Liam Rudden: Ayckbourn's The Divide a dystopian Must See
THE 70th Edinburgh International Festival launched this week with its usual fanfare and, as always, I turned immediately to the theatre section of the little yellow book to see what '˜Must See' show Fergus Linehan has lined up for us come August.
There’s always one; something that leaps from the page just begging to be seen.
In the past an eclectic mix of productions have grabbed my attention. Most lived up to expectations, some soared, others spluttered along.
Highlights recalled fondly include the year the Variety Theatre of Gibraltar inhabited the old drill hall on Dalmeny Street with the wonderfully outrageous and inventive Nuts CocoNuts - Barcelona director Jordi Milan’s answer to the Moulin Rouge in 2005.
Alan Cumming’s turn in The Bacchae in 2007 too sticks in the memory, perhaps more because it was homecoming of sorts than because of the production itself.
In 2008 it was Matthew Bourne’s Dorian Gray, based on Oscar Wilde’s 1891 Gothic novel The Picture of Dorian Gray, that was the ‘Must See’.
Set in the image-obsessed world of contemporary art and politics, Bourne’s ‘London It Boy’ didn’t disappoint.

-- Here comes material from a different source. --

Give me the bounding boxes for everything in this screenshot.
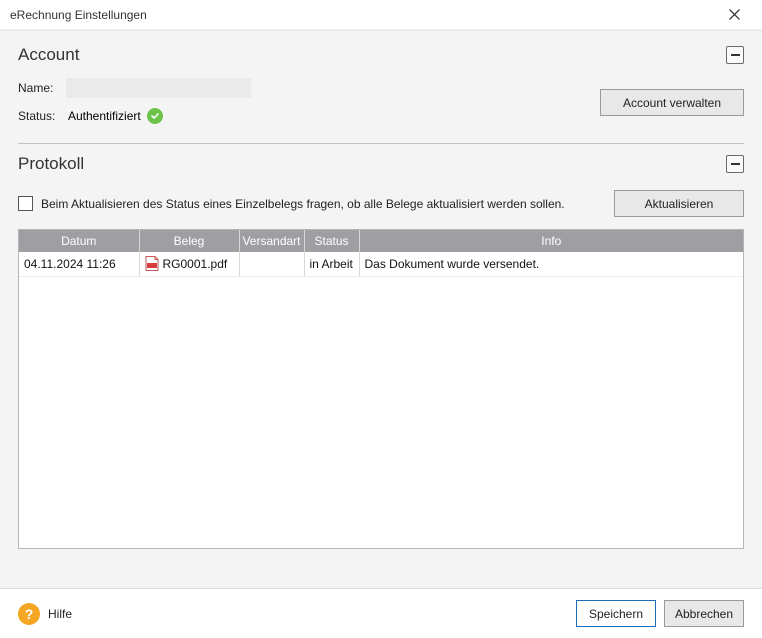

Five years on, Grid Iron’s site-specific promenade piece Leaving Planet Earth tempted - it involved theatre-goers leaving Old Earth, crossing galaxies and traversing light years (in a bus!) to arrive at New Earth (the International Climbing Centre at Ratho!).
All great fun and every bit as bonkers as Nuts CocoNuts nearly a decade before.
2014 saw Rona Munro’s James Plays premiere at the EIF and afforded a chance to spend a whole day in the Festival Theatre watching three history plays back to back.
There’s an element of the latter two in The Divide, Part 1 & Part 2, the production topping my 2017 Hit List.
Co-produced with The Old Vic, The Divide sees Alan Ayckbourn’s newest work receive its World Premiere at The King’s.
A darkly satirical love story presented in two parts, don’t expect The Divide to be another Ayckbourn middle-class comedy of manners.
Set 100 years in the future, society has been decimated by a deadly contagion.
Contact between male and female is fatal. Forcibly separated, men wear white, a mark of purity, and women, who are still infected, wear black as a sign of their sin.
Brother and sister Elihu and Soween grow up in a small town devastated by disease, learning the ways of the closely monitored society around them.
But when Elihu falls for the daughter of two radical mothers, he risks not only fatal disease but also igniting a bloody revolution.
Described as examining a ‘dystopian society of brutal repression, forbidden love and seething insurrection’ it sounds very different to Ayckbourn favourite’s such as Absurd Person Singular and The Norman Conquests.
All we need to know now is the casting, which, of course, could change everything.
That said, knowing The Old Vic, they won’t let us down... will they?